Thank you for your letter dated 16th July 2019, enclosed petition and previous correspondence.
In respect of the footway overrunning, I can confirm that a number of bollards have been ordered. Installation will be arranged in due course by the local highway depot.
The road markings at the junction of Swan Street with George Street and Newbury Road were refreshed in December last year. The local highways team will inspect the markings at the traffic calming measures to assess whether these markings now require refreshing. Wholesale resurfacing is unlikely to be a highways maintenance priority given the relative condition of many other sites, but some patching work may be included in this and future years’ programmes.

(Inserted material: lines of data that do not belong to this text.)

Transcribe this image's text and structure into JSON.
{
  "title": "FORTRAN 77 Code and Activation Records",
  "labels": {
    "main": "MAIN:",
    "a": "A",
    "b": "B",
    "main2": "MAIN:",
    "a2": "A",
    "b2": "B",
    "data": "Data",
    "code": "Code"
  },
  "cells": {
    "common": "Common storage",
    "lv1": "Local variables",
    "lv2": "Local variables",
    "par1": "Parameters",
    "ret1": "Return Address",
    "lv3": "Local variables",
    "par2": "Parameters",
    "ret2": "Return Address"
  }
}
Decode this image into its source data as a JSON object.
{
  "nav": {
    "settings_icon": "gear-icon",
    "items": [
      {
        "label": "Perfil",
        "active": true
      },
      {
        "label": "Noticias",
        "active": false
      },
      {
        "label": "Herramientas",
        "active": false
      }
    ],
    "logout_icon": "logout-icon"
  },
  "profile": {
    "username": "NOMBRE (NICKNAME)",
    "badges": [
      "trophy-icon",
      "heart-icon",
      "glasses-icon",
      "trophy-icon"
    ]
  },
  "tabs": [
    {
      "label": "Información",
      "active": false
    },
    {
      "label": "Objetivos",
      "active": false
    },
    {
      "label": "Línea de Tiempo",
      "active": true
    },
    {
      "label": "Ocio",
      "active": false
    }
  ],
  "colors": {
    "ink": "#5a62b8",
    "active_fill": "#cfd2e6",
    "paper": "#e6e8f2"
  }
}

The drainage gullies on Swan Street gullies are cleaned once every three years and are next due in 2020. Since the last routine cleanse, orders have been placed to clean individual gullies in this area and the local highways team will inspect this location to identify if further cleansing is required. I understand that some gully and outlet pipe clearance has also been carried out.
In most cases trees and hedges are the responsibility of the adjoining landowner to maintain. Sites where there are particular issues can be reported via our web site https://www.hants.gov.uk/transport/roadmaintenance/roadproblems/treehedge. Our highway inspectors will investigate and take enforcement action where appropriate.

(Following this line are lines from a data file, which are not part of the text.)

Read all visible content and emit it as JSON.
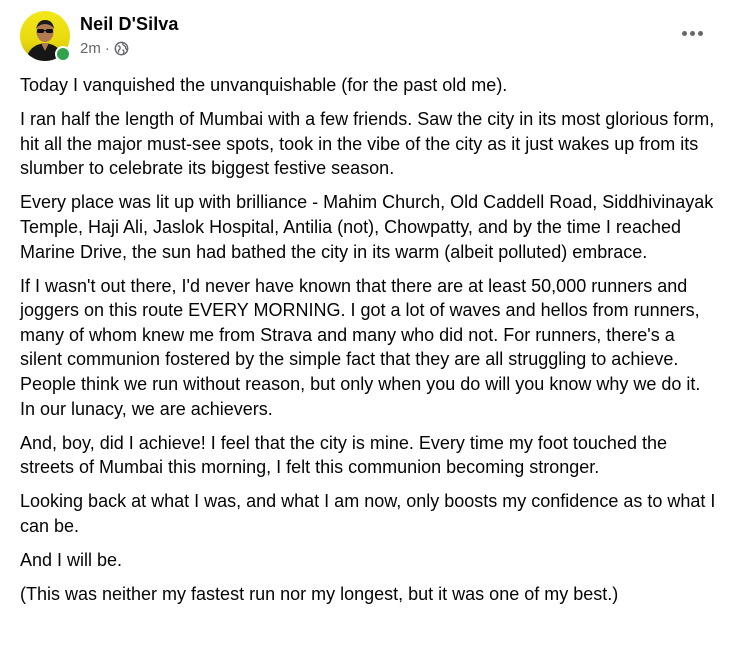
{
  "post": {
    "author": "Neil D'Silva",
    "timestamp": "2m",
    "separator": "·",
    "audience_icon": "globe-icon",
    "more_icon": "more-horizontal-icon",
    "online_status_color": "#31a24c",
    "paragraphs": [
      "Today I vanquished the unvanquishable (for the past old me).",
      "I ran half the length of Mumbai with a few friends. Saw the city in its most glorious form, hit all the major must-see spots, took in the vibe of the city as it just wakes up from its slumber to celebrate its biggest festive season.",
      "Every place was lit up with brilliance - Mahim Church, Old Caddell Road, Siddhivinayak Temple, Haji Ali, Jaslok Hospital, Antilia (not), Chowpatty, and by the time I reached Marine Drive, the sun had bathed the city in its warm (albeit polluted) embrace.",
      "If I wasn't out there, I'd never have known that there are at least 50,000 runners and joggers on this route EVERY MORNING. I got a lot of waves and hellos from runners, many of whom knew me from Strava and many who did not. For runners, there's a silent communion fostered by the simple fact that they are all struggling to achieve. People think we run without reason, but only when you do will you know why we do it. In our lunacy, we are achievers.",
      "And, boy, did I achieve! I feel that the city is mine. Every time my foot touched the streets of Mumbai this morning, I felt this communion becoming stronger.",
      "Looking back at what I was, and what I am now, only boosts my confidence as to what I can be.",
      "And I will be.",
      "(This was neither my fastest run nor my longest, but it was one of my best.)"
    ]
  }
}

The use of road markings and traffic signs/signals is tightly regulated by the Department for Transport. Only give way markings are authorised for use at traffic calming features. Stop signing is reserved for junctions where visibility is severely restricted or where there is an identified casualty problem. Traffic signals would also not be appropriate.
A double white line system to prohibit overtaking is only authorised on roads where it is unclear that the visibility is restricted, and the carriageway width is wider to reduce the risks associated with larger vehicles travelling close to the road edge, as well as ensuring larger vehicles have sufficient space within carriageway lanes; a ban on overtaking is only suitable where the road alignment for drivers reduces forward visibility but is unclear to drivers, causing them to take risks in overtaking. This traffic management measure is not suitable for routes where the road alignment incorporates bends but is clear, or where forward visibility is good.

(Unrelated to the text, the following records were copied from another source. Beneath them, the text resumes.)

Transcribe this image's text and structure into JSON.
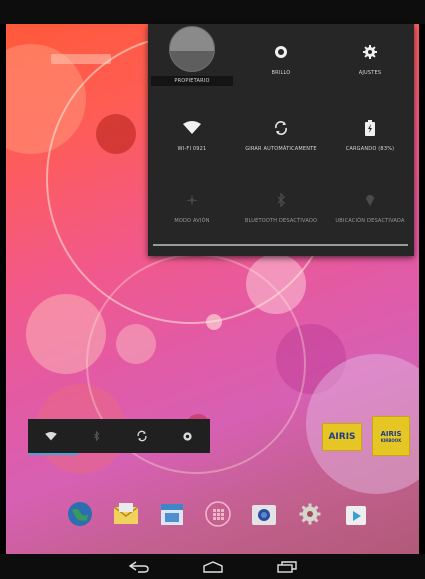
{
  "quick_settings": {
    "owner": {
      "label": "Propietario",
      "icon": "user-avatar-icon"
    },
    "brightness": {
      "label": "Brillo",
      "icon": "brightness-icon"
    },
    "settings": {
      "label": "Ajustes",
      "icon": "gear-icon"
    },
    "wifi": {
      "label": "Wi-Fi 0921",
      "icon": "wifi-icon"
    },
    "auto_rotate": {
      "label": "Girar automáticamente",
      "icon": "auto-rotate-icon"
    },
    "battery": {
      "label": "Cargando (83%)",
      "icon": "battery-charging-icon"
    },
    "airplane": {
      "label": "Modo avión",
      "icon": "airplane-icon"
    },
    "bluetooth": {
      "label": "Bluetooth desactivado",
      "icon": "bluetooth-icon"
    },
    "location": {
      "label": "Ubicación desactivada",
      "icon": "location-icon"
    }
  },
  "power_widget": {
    "buttons": [
      "wifi-icon",
      "bluetooth-icon",
      "sync-icon",
      "brightness-icon"
    ]
  },
  "logos": {
    "logo1": "AIRIS",
    "logo2": "AIRIS",
    "logo2_sub": "KIRBOOK"
  },
  "dock": {
    "apps": [
      "browser-icon",
      "email-icon",
      "calendar-icon",
      "app-drawer-icon",
      "camera-icon",
      "settings-icon",
      "play-store-icon"
    ]
  },
  "navigation": {
    "back": "back-icon",
    "home": "home-icon",
    "recents": "recent-apps-icon"
  },
  "colors": {
    "panel_bg": "#262626",
    "accent_blue": "#3fa9d6",
    "logo_yellow": "#e6c625",
    "logo_blue": "#1b3d8a"
  }
}
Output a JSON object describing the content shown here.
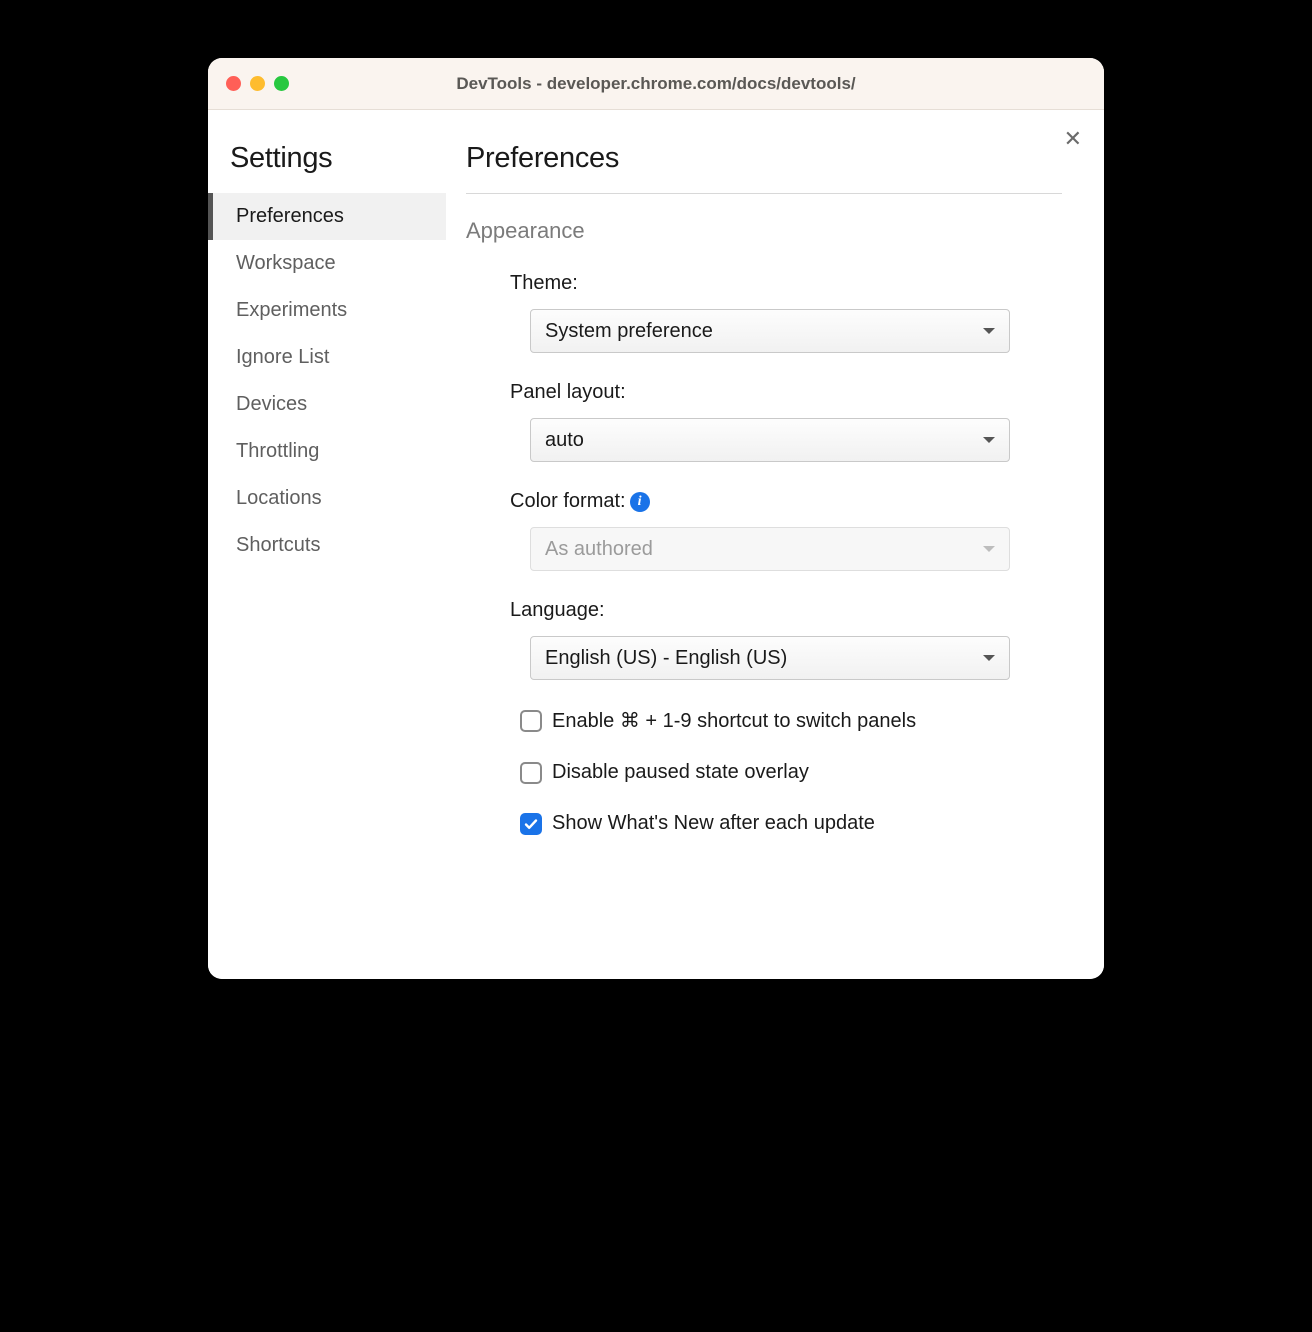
{
  "window": {
    "title": "DevTools - developer.chrome.com/docs/devtools/"
  },
  "sidebar": {
    "title": "Settings",
    "items": [
      {
        "label": "Preferences",
        "active": true
      },
      {
        "label": "Workspace",
        "active": false
      },
      {
        "label": "Experiments",
        "active": false
      },
      {
        "label": "Ignore List",
        "active": false
      },
      {
        "label": "Devices",
        "active": false
      },
      {
        "label": "Throttling",
        "active": false
      },
      {
        "label": "Locations",
        "active": false
      },
      {
        "label": "Shortcuts",
        "active": false
      }
    ]
  },
  "main": {
    "title": "Preferences",
    "section": "Appearance",
    "fields": {
      "theme": {
        "label": "Theme:",
        "value": "System preference",
        "disabled": false
      },
      "panel_layout": {
        "label": "Panel layout:",
        "value": "auto",
        "disabled": false
      },
      "color_format": {
        "label": "Color format:",
        "value": "As authored",
        "disabled": true,
        "info": true
      },
      "language": {
        "label": "Language:",
        "value": "English (US) - English (US)",
        "disabled": false
      }
    },
    "checkboxes": [
      {
        "label": "Enable ⌘ + 1-9 shortcut to switch panels",
        "checked": false
      },
      {
        "label": "Disable paused state overlay",
        "checked": false
      },
      {
        "label": "Show What's New after each update",
        "checked": true
      }
    ]
  }
}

Flashing warning lights for horses, similar to a cattle crossing, have been considered. The lights are only authorised for use at cattle crossings. The Department for Transport were asked to consider an authorisation for Kingsclere but I’m afraid have not approved the request.
It is the County Council’s policy to prioritise speed limit changes where there is a related road casualty history and where drivers would be anticipated to comply with an amended speed limit without further measures or regular police enforcement. The road casualty history for Winchester Road and Whites Hill is being reviewed and traffic surveys have been arranged for September. The Parish Council will be advised further on completion.
In June 2018 a Decision Day report was published highlighting the outcomes from a comprehensive review of fourteen 20 mph “signed only” speed limit pilot schemes across Hampshire, which comprised of a mix of urban, residential and rural village centre areas in the County. The comparison of before-and-after vehicle speed data recorded for the pilot schemes demonstrated that reducing the speed limits in these areas had very little impact on driver behaviour. Speed reductions were found to be very marginal and, in some instances, speeds were shown to have increased slightly. The outcome of the report was twofold as follows:
- No further schemes would be implemented, but the existing schemes would be retained
- Consideration will be given to introducing 20mph speed limits in locations where injury accidents that are attributable to speed are identified, with such proposals assessed in accordance with the current casualty reduction led policy and DfT guidance on setting speed limits.
Enforcement of traffic regulation, such as speed limits, is the responsibility of the Police, and concerns can be reported directly to them to consider the appropriate level of enforcement.
The Parish Council may purchase and temporarily deploy a vehicle activated Speed Indicator Device (SID) or Speed Limit Reminder (SLR) under a licence agreement with the County Council. This would enable the Parish Council to place a SID or SLR device for 2-3 week periods at a number of agreed sites. For further information, please e-mail at firstname.lastname@example.org
Village gateways can be considered on a community funded basis. This is an initiative where Parish Councils may fund straightforward measures on the basis that they fund the cost of the work, the delivery fees and contribute towards ongoing maintenance. Again, for further information, please e-mail the Traffic and Safety Team using the above address.
The need for residents and businesses to receive deliveries limits the options for physical measures to prevent unloading in Lower Swan Street. Individual stores may be able to work with suppliers to use smaller vehicles, but this will clearly depend on the hauliers delivering to them and others.
The routing of Heavy Goods Vehicles around Kingsclere has been considered previously and advisory signing has been placed to discourage this traffic where it is possible to do so. I’m afraid the absence of a suitable alternative route from the south means that a weight restriction is not viable and will not be effective.
I trust this information is helpful.